The trial over the governments’ claims began in June with more than 30 companies as defendants. By the end, only Teva and its units, including Cephalon Inc., Actavis Pharma and Watson Laboratories Inc., were left to face the six-person jury. That’s because other opioid makers, including Johnson & Johnson and Endo International Plc, drug distributors such as McKesson Corp. and Cardinal Health Inc. drugstore chains like Rite Aid Inc. and Walgreens Boots Alliance Inc., settled to get out of the trial.

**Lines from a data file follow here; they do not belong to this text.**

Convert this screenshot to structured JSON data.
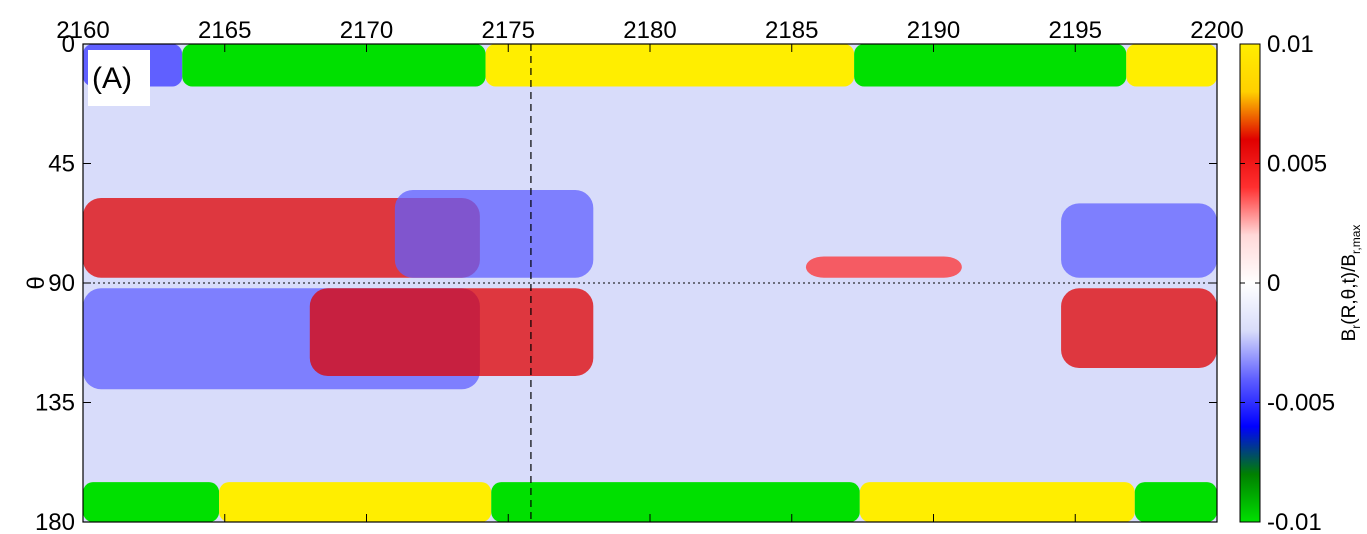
{
  "chart_data": {
    "type": "heatmap",
    "panel_label": "(A)",
    "ylabel": "θ",
    "colorbar_label": {
      "prefix": "B",
      "sub1": "r",
      "middle": "(R,θ,t)/B",
      "sub2": "r,max"
    },
    "x_ticks": [
      "2160",
      "2165",
      "2170",
      "2175",
      "2180",
      "2185",
      "2190",
      "2195",
      "2200"
    ],
    "x_tick_values": [
      2160,
      2165,
      2170,
      2175,
      2180,
      2185,
      2190,
      2195,
      2200
    ],
    "y_ticks": [
      "0",
      "45",
      "90",
      "135",
      "180"
    ],
    "y_tick_values": [
      0,
      45,
      90,
      135,
      180
    ],
    "colorbar_ticks": [
      "0.01",
      "0.005",
      "0",
      "-0.005",
      "-0.01"
    ],
    "colorbar_tick_values": [
      0.01,
      0.005,
      0,
      -0.005,
      -0.01
    ],
    "xlim": [
      2160,
      2200
    ],
    "ylim": [
      0,
      180
    ],
    "y_reversed": true,
    "clim": [
      -0.01,
      0.01
    ],
    "colormap": [
      "#00e000",
      "#008000",
      "#0000ff",
      "#6060ff",
      "#d8dcfa",
      "#ffffff",
      "#ffd8d8",
      "#ff3030",
      "#e00000",
      "#ffd000",
      "#ffee00"
    ],
    "equator_line": {
      "y": 90,
      "style": "dotted"
    },
    "reference_time_line": {
      "x": 2175.8,
      "style": "dashed"
    },
    "polar_caps": {
      "north": [
        {
          "x": [
            2160,
            2163.5
          ],
          "value": -0.005
        },
        {
          "x": [
            2163.5,
            2174.2
          ],
          "value": -0.01
        },
        {
          "x": [
            2174.2,
            2187.2
          ],
          "value": 0.01
        },
        {
          "x": [
            2187.2,
            2196.8
          ],
          "value": -0.01
        },
        {
          "x": [
            2196.8,
            2200
          ],
          "value": 0.01
        }
      ],
      "south": [
        {
          "x": [
            2160,
            2164.8
          ],
          "value": -0.01
        },
        {
          "x": [
            2164.8,
            2174.4
          ],
          "value": 0.01
        },
        {
          "x": [
            2174.4,
            2187.4
          ],
          "value": -0.01
        },
        {
          "x": [
            2187.4,
            2197.1
          ],
          "value": 0.01
        },
        {
          "x": [
            2197.1,
            2200
          ],
          "value": -0.01
        }
      ]
    }
  }
}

The six-month trial, held in Suffolk County on Long Island, featured internal sales-conference videos produced by Cephalon that the governments alleged showed the company pushed opioid sales to beef up bonuses and put profit over consumers’ safety.

Dr. Evil

The panel saw a 2006 video based on a scene from the 1992 film “A Few Good Men,” that the Teva subsidiary used at a sales conference to promote its opioid-based drug, Fentora. 

Dressed in a Marine uniform, Roy Craig, a Cephalon sales manager, portrays Jack Nicholson’s character in the movie. “I have neither the time nor the inclination to explain ourselves to people who rise and sleep under the very blanket of revenue we provide and then question the manner in which we provide it,” Craig says on the video.

Lawyers for the governments also showed jurors a dubbed parody of the 1997 “Austin Powers, International Man of Mystery” movie in which the villain, Dr. Evil, portrays a Cephalon sales executive leading a Fentora marketing meeting. 

Dr. Evil -- played by actor Michael Myers -- ejects subordinate Will Ferrell into a fiery pit over his unhappiness with the new painkiller’s packaging and comes up with several aggressive marketing ideas. The video was made for a 2007 annual sales conference.

The case is In Re Opioid Litigation, Index no. 40000/2017, Supreme Court of New York, Suffolk County.